Two or three years from now, in all probability, the Vatican will issue a further clarification affirming that the Instruction remains valid for Capricorns, redheads, and Edmonton Oilers fans. No one is fooled here. These are not good-faith doubts sent Romewards by genuinely perplexed ecclesiastics. The game is to stall implementation of unwelcome directives by finding textual ambiguities and feigning bewilderment, in the hope that, by the time the Church's cumbersome machinery of response has produced its answer, Pope Benedict will be dead and replaced by a man with a more enlightened view of the issues.

It's no secret that the old line religious orders are the most fervid dissenters from the ban on homosexuals, and their superiors comprise a kind of Shadow Cabinet within the Church: hostile to the policy of the Holy See but outwardly deferential to its authority -- and, most importantly, incubating in their ranks a parallel government and parallel apparat through which the "alternative" policies are discreetly advanced. The Shadow Cabinet's own term for this genial subversion is Creative Fidelity, and any housewife whose husband protests he was "creatively faithful" to her during his Las Vegas business jaunt will be able to gauge the degree to which the Pope is reassured by the euphemism.

Nor is the Vatican faultless as to its own responsibilities in the matter. Remember the much-ballyhooed "new and serious" Apostolic Visitation of U.S. seminaries launched in response to the clergy abuse crisis? The results of the investigation seem to have vanished into the ether. Those in charge managed to steer it to its conclusion without risk to any sitting bishop, and lay interest in reform has waned to the point where the findings can be safely entombed in a file cabinet until a new generation of prelates replaces those who were implicated. To put it in the (curial favorite) future perfect tense: face will have been saved.

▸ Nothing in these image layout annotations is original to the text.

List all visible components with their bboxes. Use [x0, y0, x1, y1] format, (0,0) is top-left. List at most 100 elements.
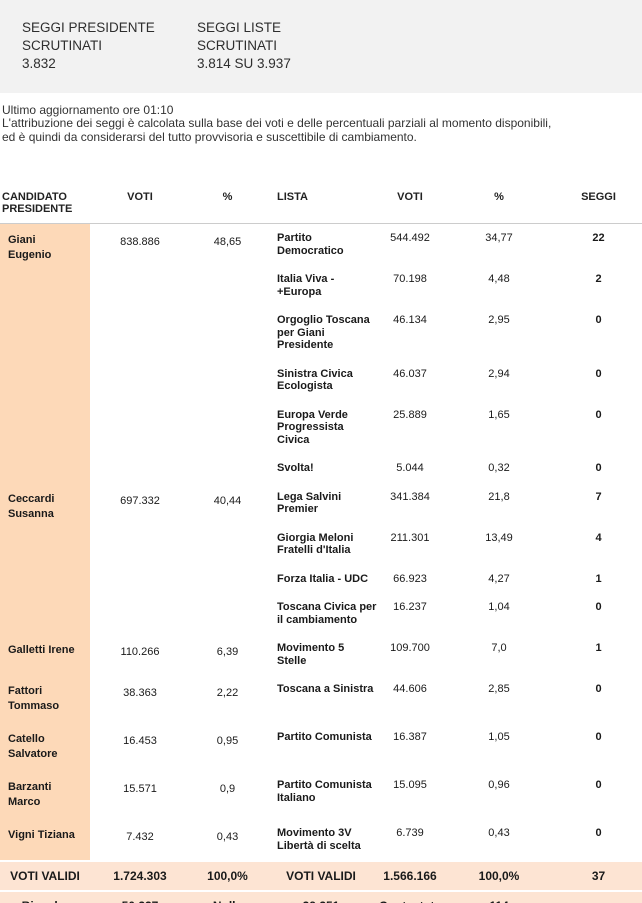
candidate-pct: 48,65 — [213, 236, 242, 249]
list-row: Forza Italia - UDC 66.923 4,27 1 — [265, 565, 642, 594]
blank-null-contested-row: Bianche 50.227 Nulle 39.251 Contestate 1… — [0, 892, 642, 903]
list-votes: 46.134 — [393, 314, 427, 327]
candidate-pct: 0,95 — [216, 735, 239, 748]
list-votes: 6.739 — [396, 827, 424, 840]
list-row: Toscana Civica per il cambiamento 16.237… — [265, 593, 642, 634]
list-name: Toscana a Sinistra — [277, 683, 374, 696]
candidate-group: Ceccardi Susanna 697.332 40,44 Lega Salv… — [0, 482, 642, 635]
candidate-pct: 0,9 — [219, 783, 236, 796]
list-pct: 2,94 — [488, 367, 510, 380]
list-pct: 0,43 — [488, 827, 510, 840]
list-row: Partito Comunista Italiano 15.095 0,96 0 — [265, 771, 642, 812]
header-seggi: SEGGI — [581, 191, 616, 204]
list-votes: 15.095 — [393, 779, 427, 792]
list-votes: 44.606 — [393, 683, 427, 696]
list-votes: 16.237 — [393, 601, 427, 614]
list-row: Orgoglio Toscana per Giani Presidente 46… — [265, 306, 642, 360]
list-name: Lega Salvini Premier — [277, 490, 342, 516]
list-name: Orgoglio Toscana per Giani Presidente — [277, 314, 370, 352]
header-lista: LISTA — [277, 191, 308, 204]
list-votes: 70.198 — [393, 273, 427, 286]
summary-value: 3.832 — [22, 56, 56, 71]
candidate-group: Fattori Tommaso 38.363 2,22 Toscana a Si… — [0, 675, 642, 724]
candidate-lists: Partito Comunista Italiano 15.095 0,96 0 — [265, 771, 642, 819]
candidate-group: Vigni Tiziana 7.432 0,43 Movimento 3V Li… — [0, 819, 642, 861]
candidate-pct: 2,22 — [216, 687, 239, 700]
candidate-name: Barzanti Marco — [0, 771, 90, 820]
candidate-lists: Partito Comunista 16.387 1,05 0 — [265, 723, 642, 771]
candidate-name: Vigni Tiziana — [0, 819, 90, 861]
list-seats: 0 — [595, 367, 602, 380]
list-seats: 0 — [595, 314, 602, 327]
list-row: Movimento 3V Libertà di scelta 6.739 0,4… — [265, 819, 642, 860]
candidate-pct: 40,44 — [213, 494, 242, 507]
update-note: Ultimo aggiornamento ore 01:10 L'attribu… — [2, 103, 552, 144]
bianche-value: 50.227 — [90, 899, 190, 903]
candidate-votes: 15.571 — [123, 783, 157, 796]
nulle-label: Nulle — [190, 899, 265, 903]
list-row: Partito Comunista 16.387 1,05 0 — [265, 723, 642, 752]
contestate-label: Contestate — [377, 899, 443, 903]
summary-label: SEGGI PRESIDENTE SCRUTINATI — [22, 20, 155, 53]
totals-pct-presidente: 100,0% — [207, 869, 248, 884]
list-seats: 0 — [595, 683, 602, 696]
nulle-value: 39.251 — [265, 899, 377, 903]
list-votes: 341.384 — [390, 490, 430, 503]
list-pct: 4,27 — [488, 572, 510, 585]
list-votes: 5.044 — [396, 462, 424, 475]
list-seats: 1 — [595, 642, 602, 655]
candidate-group: Galletti Irene 110.266 6,39 Movimento 5 … — [0, 634, 642, 676]
list-pct: 21,8 — [488, 490, 510, 503]
list-votes: 25.889 — [393, 408, 427, 421]
list-name: Toscana Civica per il cambiamento — [277, 601, 377, 626]
list-pct: 13,49 — [485, 531, 513, 544]
list-votes: 211.301 — [390, 531, 430, 544]
header-pct-presidente: % — [222, 191, 233, 204]
list-name: Giorgia Meloni Fratelli d'Italia — [277, 531, 354, 557]
list-pct: 0,96 — [488, 779, 510, 792]
list-seats: 7 — [595, 490, 602, 503]
list-row: Movimento 5 Stelle 109.700 7,0 1 — [265, 634, 642, 675]
list-seats: 4 — [595, 531, 602, 544]
candidate-votes: 110.266 — [120, 646, 160, 659]
list-pct: 2,95 — [488, 314, 510, 327]
list-row: Lega Salvini Premier 341.384 21,8 7 — [265, 483, 642, 524]
totals-pct-liste: 100,0% — [478, 869, 520, 884]
candidate-votes: 38.363 — [123, 687, 157, 700]
list-votes: 544.492 — [390, 232, 430, 245]
candidate-pct: 0,43 — [216, 831, 239, 844]
candidate-name: Galletti Irene — [0, 634, 90, 676]
list-pct: 0,32 — [488, 462, 510, 475]
list-votes: 66.923 — [393, 572, 427, 585]
list-name: Partito Comunista Italiano — [277, 779, 372, 804]
header-voti-presidente: VOTI — [127, 191, 153, 204]
list-name: Partito Democratico — [277, 232, 344, 257]
list-pct: 2,85 — [488, 683, 510, 696]
list-row: Europa Verde Progressista Civica 25.889 … — [265, 401, 642, 455]
list-row: Sinistra Civica Ecologista 46.037 2,94 0 — [265, 360, 642, 401]
list-name: Europa Verde Progressista Civica — [277, 408, 348, 446]
totals-seggi: 37 — [591, 869, 606, 884]
totals-label-presidente: VOTI VALIDI — [10, 869, 80, 884]
list-seats: 0 — [595, 779, 602, 792]
list-votes: 46.037 — [393, 367, 427, 380]
bianche-label: Bianche — [0, 899, 90, 903]
list-seats: 22 — [592, 232, 605, 245]
header-voti-lista: VOTI — [397, 191, 423, 204]
list-name: Forza Italia - UDC — [277, 572, 369, 585]
candidate-lists: Movimento 3V Libertà di scelta 6.739 0,4… — [265, 819, 642, 860]
header-pct-lista: % — [494, 191, 504, 204]
candidate-votes: 7.432 — [126, 831, 154, 844]
list-name: Sinistra Civica Ecologista — [277, 367, 353, 393]
list-pct: 1,05 — [488, 731, 510, 744]
list-seats: 2 — [595, 273, 602, 286]
table-header: CANDIDATO PRESIDENTE VOTI % LISTA VOTI %… — [0, 191, 642, 225]
list-votes: 16.387 — [393, 731, 427, 744]
candidate-name: Catello Salvatore — [0, 723, 90, 772]
candidate-group: Catello Salvatore 16.453 0,95 Partito Co… — [0, 723, 642, 772]
list-pct: 1,04 — [488, 601, 510, 614]
candidate-name: Fattori Tommaso — [0, 675, 90, 724]
candidate-name: Ceccardi Susanna — [0, 482, 90, 635]
results-body: Giani Eugenio 838.886 48,65 Partito Demo… — [0, 224, 642, 861]
list-name: Partito Comunista — [277, 731, 372, 744]
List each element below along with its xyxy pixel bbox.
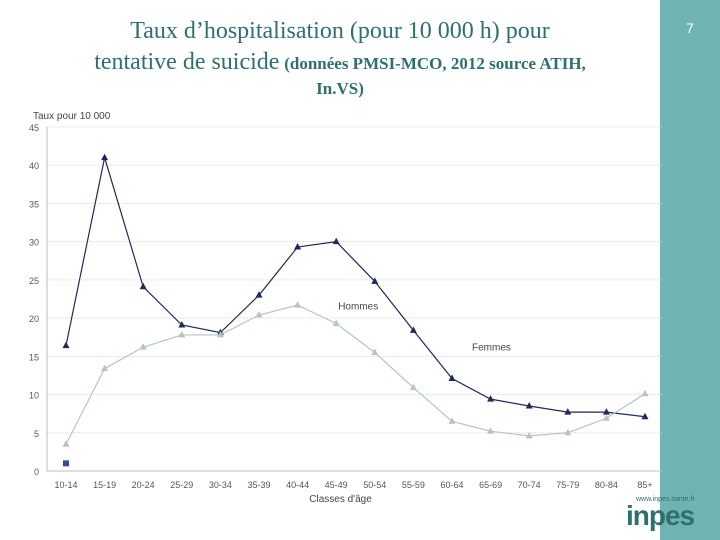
data-point-femmes bbox=[602, 408, 610, 415]
series-label-femmes: Femmes bbox=[472, 343, 511, 354]
y-tick-label: 15 bbox=[29, 352, 39, 362]
y-tick-label: 0 bbox=[34, 467, 39, 477]
data-point-femmes bbox=[448, 374, 456, 382]
data-point-femmes bbox=[564, 408, 572, 415]
extra-point-marker bbox=[63, 460, 69, 467]
title-line-3: In.VS) bbox=[316, 79, 364, 99]
data-point-femmes bbox=[371, 277, 379, 284]
data-point-hommes bbox=[255, 311, 263, 318]
data-point-hommes bbox=[332, 319, 340, 326]
series-line-femmes bbox=[65, 157, 646, 418]
data-point-hommes bbox=[62, 440, 70, 447]
y-tick-label: 30 bbox=[29, 238, 39, 248]
data-point-femmes bbox=[487, 395, 495, 402]
x-tick-label: 75-79 bbox=[556, 480, 579, 490]
series-label-hommes: Hommes bbox=[338, 301, 378, 312]
x-tick-label: 80-84 bbox=[595, 480, 618, 490]
title-line-2: tentative de suicide (données PMSI-MCO, … bbox=[20, 47, 660, 78]
y-tick-label: 40 bbox=[29, 161, 39, 171]
chart-series bbox=[62, 153, 649, 467]
x-tick-label: 35-39 bbox=[247, 480, 270, 490]
y-tick-label: 5 bbox=[34, 429, 39, 439]
x-tick-label: 20-24 bbox=[132, 480, 155, 490]
data-point-femmes bbox=[525, 402, 533, 409]
sidebar-band bbox=[660, 0, 720, 540]
data-point-hommes bbox=[216, 330, 224, 338]
inpes-logo: inpes bbox=[626, 500, 695, 531]
chart-labels: 0 5 10 15 20 25 30 35 40 45 10-14 15-19 20-24 25-29 30… bbox=[29, 111, 653, 505]
x-tick-label: 85+ bbox=[637, 480, 652, 490]
y-tick-label: 25 bbox=[29, 276, 39, 286]
x-tick-label: 65-69 bbox=[479, 480, 502, 490]
data-point-hommes bbox=[448, 417, 456, 424]
title-source-text: (données PMSI-MCO, 2012 source ATIH, bbox=[284, 54, 586, 74]
x-tick-label: 40-44 bbox=[286, 480, 309, 490]
x-tick-label: 70-74 bbox=[518, 480, 541, 490]
data-point-femmes bbox=[641, 412, 649, 420]
data-point-hommes bbox=[409, 383, 417, 391]
x-tick-label: 10-14 bbox=[54, 480, 77, 490]
data-point-femmes bbox=[332, 237, 340, 245]
data-point-hommes bbox=[139, 343, 147, 350]
y-tick-label: 45 bbox=[29, 123, 39, 133]
y-tick-label: 20 bbox=[29, 314, 39, 324]
data-point-femmes bbox=[139, 282, 147, 290]
x-tick-label: 60-64 bbox=[440, 480, 463, 490]
chart-grid bbox=[47, 126, 662, 434]
x-tick-label: 45-49 bbox=[325, 480, 348, 490]
data-point-femmes bbox=[294, 243, 302, 250]
data-point-hommes bbox=[178, 330, 186, 338]
y-axis-label: Taux pour 10 000 bbox=[33, 111, 111, 122]
data-point-femmes bbox=[178, 320, 186, 328]
logo-url: www.inpes.sante.fr bbox=[636, 496, 695, 503]
x-tick-label: 30-34 bbox=[209, 480, 232, 490]
x-tick-label: 15-19 bbox=[93, 480, 116, 490]
x-axis-label: Classes d'âge bbox=[309, 494, 372, 505]
x-tick-label: 25-29 bbox=[170, 480, 193, 490]
y-tick-label: 10 bbox=[29, 391, 39, 401]
data-point-hommes bbox=[641, 389, 649, 397]
series-line-hommes bbox=[65, 304, 646, 445]
y-tick-label: 35 bbox=[29, 199, 39, 209]
page-number: 7 bbox=[686, 20, 694, 36]
data-point-femmes bbox=[101, 153, 109, 161]
data-point-hommes bbox=[487, 427, 495, 434]
title-line-1: Taux d’hospitalisation (pour 10 000 h) p… bbox=[130, 18, 550, 44]
x-tick-label: 50-54 bbox=[363, 480, 386, 490]
data-point-hommes bbox=[602, 414, 610, 421]
chart-axes bbox=[46, 127, 662, 472]
data-point-hommes bbox=[564, 428, 572, 436]
data-point-femmes bbox=[409, 326, 417, 333]
data-point-hommes bbox=[101, 364, 109, 372]
data-point-hommes bbox=[525, 431, 533, 439]
data-point-hommes bbox=[371, 348, 379, 356]
slide-title: Taux d’hospitalisation (pour 10 000 h) p… bbox=[20, 16, 660, 100]
x-tick-label: 55-59 bbox=[402, 480, 425, 490]
data-point-hommes bbox=[294, 301, 302, 308]
title-main-text: tentative de suicide bbox=[94, 49, 280, 76]
data-point-femmes bbox=[62, 341, 70, 349]
data-point-femmes bbox=[255, 291, 263, 298]
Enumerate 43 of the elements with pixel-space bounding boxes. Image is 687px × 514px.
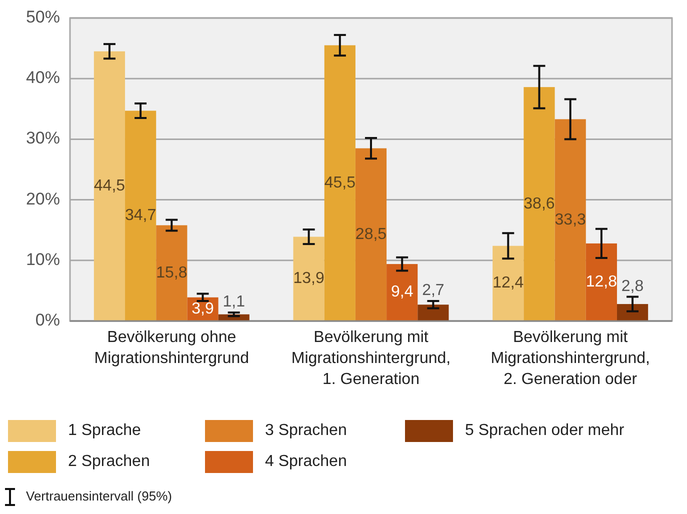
data-label: 3,9 (192, 300, 214, 318)
text: Vertrauensintervall (95%) (26, 488, 172, 504)
data-label: 28,5 (355, 226, 387, 243)
data-label: 15,8 (156, 264, 188, 282)
x-tick-label: Bevölkerung mit Migrationshintergrund, 2. Generation oder (490, 329, 650, 388)
y-tick-label: 20% (26, 189, 60, 208)
data-label: 12,8 (586, 273, 618, 290)
data-label: 33,3 (554, 211, 586, 228)
legend-label: 2 Sprachen (68, 453, 150, 470)
x-tick-label: Bevölkerung mit Migrationshintergrund, 1. Generation (291, 329, 451, 388)
y-tick-label: 0% (35, 310, 60, 330)
legend-label: 4 Sprachen (265, 453, 347, 470)
y-tick-label: 40% (26, 68, 60, 88)
legend-label: 1 Sprache (68, 422, 142, 440)
bar (94, 51, 126, 321)
x-tick-label: Bevölkerung ohne Migrationshintergrund (94, 329, 250, 367)
bar (156, 225, 188, 321)
y-tick-label: 50% (26, 7, 60, 26)
bar (324, 45, 356, 321)
bar (293, 236, 324, 321)
bar (616, 304, 648, 321)
legend-label: 5 Sprachen oder mehr (465, 422, 625, 440)
data-label: 44,5 (94, 177, 126, 194)
data-label: 2,7 (422, 282, 444, 299)
y-tick-label: 30% (26, 128, 60, 148)
bar (554, 119, 586, 321)
bar (524, 87, 555, 321)
bar (418, 304, 449, 321)
data-label: 9,4 (390, 284, 414, 301)
bar (125, 110, 156, 321)
bar (586, 243, 617, 321)
data-label: 45,5 (324, 174, 356, 192)
data-label: 38,6 (524, 195, 555, 212)
data-label: 34,7 (124, 207, 156, 224)
data-label: 13,9 (293, 270, 324, 288)
y-tick-label: 10% (26, 250, 60, 269)
bar (386, 264, 418, 321)
bar (355, 148, 387, 321)
data-label: 12,4 (492, 274, 524, 292)
data-label: 1,1 (222, 294, 246, 311)
bar (492, 246, 524, 321)
data-label: 2,8 (621, 278, 644, 295)
legend-label: 3 Sprachen (265, 422, 347, 440)
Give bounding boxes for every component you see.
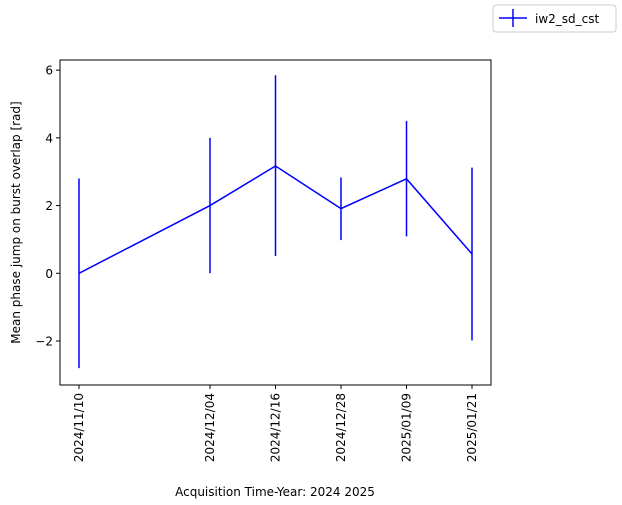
y-tick-label: 0 [45, 267, 53, 281]
legend: iw2_sd_cst [492, 4, 617, 33]
x-tick-label: 2024/12/16 [269, 393, 283, 462]
x-tick-label: 2024/12/28 [334, 393, 348, 462]
x-tick-label: 2025/01/09 [400, 393, 414, 462]
y-tick-label: 4 [45, 131, 53, 145]
y-tick-label: 2 [45, 199, 53, 213]
x-tick-label: 2025/01/21 [465, 393, 479, 462]
legend-label: iw2_sd_cst [535, 12, 600, 26]
series-line [78, 165, 473, 274]
y-tick-label: −2 [35, 334, 53, 348]
legend-box [492, 4, 617, 33]
y-axis: −2 0 2 4 6 [35, 64, 60, 348]
series-layer [78, 75, 473, 369]
x-axis: 2024/11/10 2024/12/04 2024/12/16 2024/12/28… [72, 385, 479, 462]
y-tick-label: 6 [45, 64, 53, 78]
x-axis-label: Acquisition Time-Year: 2024 2025 [175, 485, 375, 499]
x-tick-label: 2024/11/10 [72, 393, 86, 462]
x-tick-label: 2024/12/04 [203, 393, 217, 462]
y-axis-label: Mean phase jump on burst overlap [rad] [9, 101, 23, 343]
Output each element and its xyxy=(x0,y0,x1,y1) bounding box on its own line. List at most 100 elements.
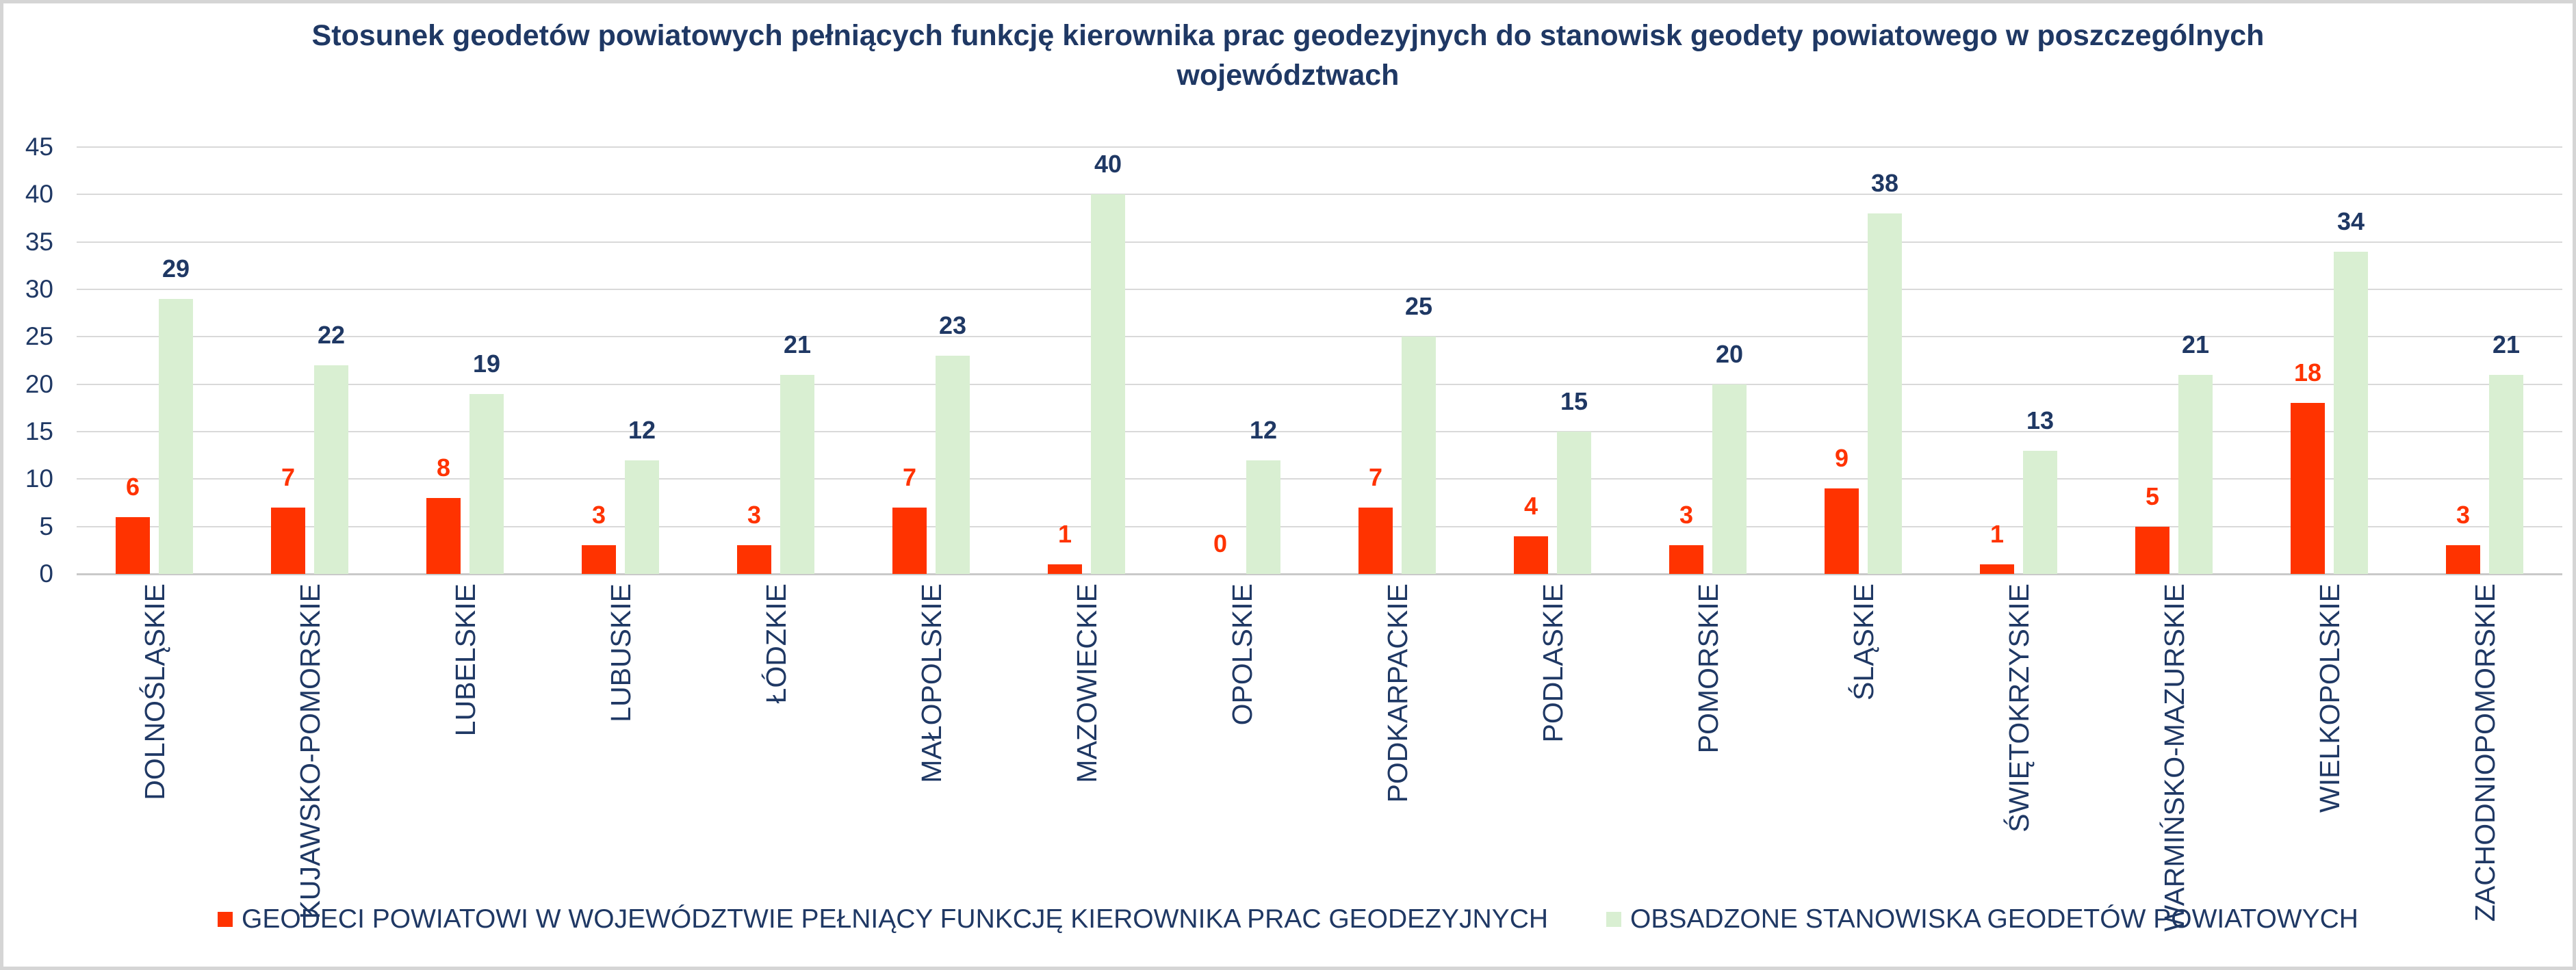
y-tick-label-10: 10 xyxy=(25,464,53,493)
bar-value-label-green-9: 15 xyxy=(1560,387,1588,415)
legend: GEODECI POWIATOWI W WOJEWÓDZTWIE PEŁNIĄC… xyxy=(3,904,2573,934)
y-tick-label-30: 30 xyxy=(25,275,53,303)
chart-title: Stosunek geodetów powiatowych pełniących… xyxy=(140,16,2436,95)
bar-red-6 xyxy=(1048,564,1082,574)
bar-value-label-red-1: 7 xyxy=(281,462,296,491)
bar-green-6 xyxy=(1091,194,1125,574)
category-label-4: ŁÓDZKIE xyxy=(760,584,792,704)
gridline-20 xyxy=(77,383,2562,385)
gridline-15 xyxy=(77,431,2562,432)
legend-swatch-green xyxy=(1606,912,1622,927)
gridline-45 xyxy=(77,146,2562,148)
gridline-10 xyxy=(77,478,2562,480)
bar-red-0 xyxy=(116,516,150,574)
category-label-10: POMORSKIE xyxy=(1692,584,1724,754)
chart-title-line-2: województwach xyxy=(1176,59,1400,92)
bar-value-label-green-4: 21 xyxy=(783,330,812,358)
bar-group-8: 7 25 xyxy=(1319,147,1475,574)
bar-group-1: 7 22 xyxy=(232,147,387,574)
bar-green-12 xyxy=(2023,450,2057,574)
category-label-0: DOLNOŚLĄSKIE xyxy=(138,584,170,800)
bar-value-label-red-12: 1 xyxy=(1989,520,2005,549)
bar-group-15: 3 21 xyxy=(2407,147,2562,574)
bar-red-10 xyxy=(1669,545,1703,574)
bar-value-label-green-7: 12 xyxy=(1249,415,1278,444)
bar-red-4 xyxy=(737,545,771,574)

In sum, it looks as if we're still stuck with the post-Conciliar truce: the Holy See holds fast, at least on paper, to the vera doctrina, while the clergy follows its own inclinations, pausing, when thwarted, to ponder what the meaning of "is" is. The faithful -- watching the gap widen between Roman teaching and the convictions of the men Rome provides as their ministers -- are presented with a distasteful choice between docility and orthodoxy. Those who wish to be sure of a welcome will decide that neither matters very much.